The next level was the same, except for muffled yells in the distance. He moved on again. The faster they could get away from the searching insurgents, the better.

Then the ladder came to an end at the next level. Logan swung off the ladder to the dirty rock floor, then crouched and reached down to grab the girl’s hands as she climbed through from the lower level. He pulled her up, and she swung her ass onto the floor, then pulled her legs out. Her wet dress stuck to her hips and thighs as she clambered to her feet.

“Where now?” Bairamov said as he climbed out behind her.

Two directions. Left or right. One of them was correct.

But they didn’t have to decide. A light glowed in the tunnel to the left, and Logan turned off his illuminators. A long shape moved in the bright glow beside the wall that way. A rifle lit by the IR illuminators of the insurgents’ goggles.

He pushed the girl behind him, and raised his own rifle as the glow approached. Then nodded to Desoto to pass by and lead the way. Desoto grabbed the girl’s wrist, and pulled her along the tunnel, away from the approaching riflemen.

“I see three,” Bairamov whispered.

“Same here.”

“Shoot the bastards.”

Bairamov’s rifle cracked, and the glowing light on the wall jumped as one of the men slumped against the wall. Logan fired too, but his burst went wide, blowing rock splinters from the walls as the man he’d aimed at ducked below the line of fire.

Logan crouched lower as incoming rounds came his way. He and Bairamov could see the insurgents by the glow from their IR illuminators, but the insurgents would barely be able to see the Legionnaires.

But they rapidly wised up, and dropped to the floor. Their lights went off, leaving everyone firing into blackness.

“Let’s get out of here,” Bairamov said, and began to back along the tunnel, slapping a hand against the wall as he moved, to maintain his sense of direction in the darkness.

Logan pulled the last HE grenade from his belt, and tossed it back along the tunnel.

He followed Bairamov, crouching as low as he could, and firing bursts from his hip into the darkness as he moved.

Then the grenade exploded.

The insurgents yelled, and Logan and Bairamov backed away faster. The tunnel turned a corner behind them, then a faint glow illuminated their path. Desoto crouched a few metres ahead with the girl slumped on the floor beside him.

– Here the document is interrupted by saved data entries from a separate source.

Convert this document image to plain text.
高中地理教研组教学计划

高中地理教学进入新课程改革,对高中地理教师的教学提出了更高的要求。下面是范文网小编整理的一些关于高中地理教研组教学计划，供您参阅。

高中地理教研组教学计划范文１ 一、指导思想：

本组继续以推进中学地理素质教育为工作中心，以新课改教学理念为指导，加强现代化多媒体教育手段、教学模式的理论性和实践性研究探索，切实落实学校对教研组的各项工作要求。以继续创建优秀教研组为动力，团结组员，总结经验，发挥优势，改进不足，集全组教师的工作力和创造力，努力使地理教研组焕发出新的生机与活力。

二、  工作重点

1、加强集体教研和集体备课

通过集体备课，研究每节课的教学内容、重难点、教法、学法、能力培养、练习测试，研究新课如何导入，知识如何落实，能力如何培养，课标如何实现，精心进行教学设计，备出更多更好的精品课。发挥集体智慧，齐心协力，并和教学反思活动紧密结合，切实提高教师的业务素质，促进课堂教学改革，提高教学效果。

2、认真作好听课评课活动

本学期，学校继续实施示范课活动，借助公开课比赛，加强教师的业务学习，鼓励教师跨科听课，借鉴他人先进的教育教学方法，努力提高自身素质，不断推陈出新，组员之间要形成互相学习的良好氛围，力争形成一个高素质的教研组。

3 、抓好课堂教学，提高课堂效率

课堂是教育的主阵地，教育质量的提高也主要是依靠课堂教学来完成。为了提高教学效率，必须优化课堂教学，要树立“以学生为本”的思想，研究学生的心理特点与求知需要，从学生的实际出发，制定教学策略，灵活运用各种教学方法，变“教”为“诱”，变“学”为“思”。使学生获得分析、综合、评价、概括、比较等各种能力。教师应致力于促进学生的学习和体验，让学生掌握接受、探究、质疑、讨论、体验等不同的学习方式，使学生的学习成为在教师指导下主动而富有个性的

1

The glow in front of them showed where the tunnel opened out through the cavern wall beyond.

“Sir,” Desoto said, “You need to see this.”

Bairamov crouched in the tunnel mouth, and took a step out into the glow. Logan peered around the corner beside him.

The tunnel ended at a rock ledge which continued around the wall of a deep, oval cavern, with only a wooden barrier to prevent them from falling. Water tapped as it dripped from the roof, onto the rock floor at least twenty metres below. Lights glowed on stands arranged around the floor near the the cavern walls, raised high and pointing inwards. They illuminated three rows of dark, humanoid shapes in the centre of the cavern.

Combat suits were lined up on the rocky floor down there. A couple of dozen, maybe more. A mob of men swarmed around them, checking the suits, and preparing them for use. One of the suits on the far side of the cavern was already moving, and men were climbing into others on that side.

And those weren’t Legion suits. They were heavy infantry, not the Legionnaires’ scout suits. And Bairamov and Desoto’s suits weren’t among them.

Logan recognized the ornate spikes on the helmets, and the eagle logo on the chest of the suits. He’d seen them in training, both in the vids the instructors showed them, and the early weeks of combat training in VR, before they were let loose in real combat suits.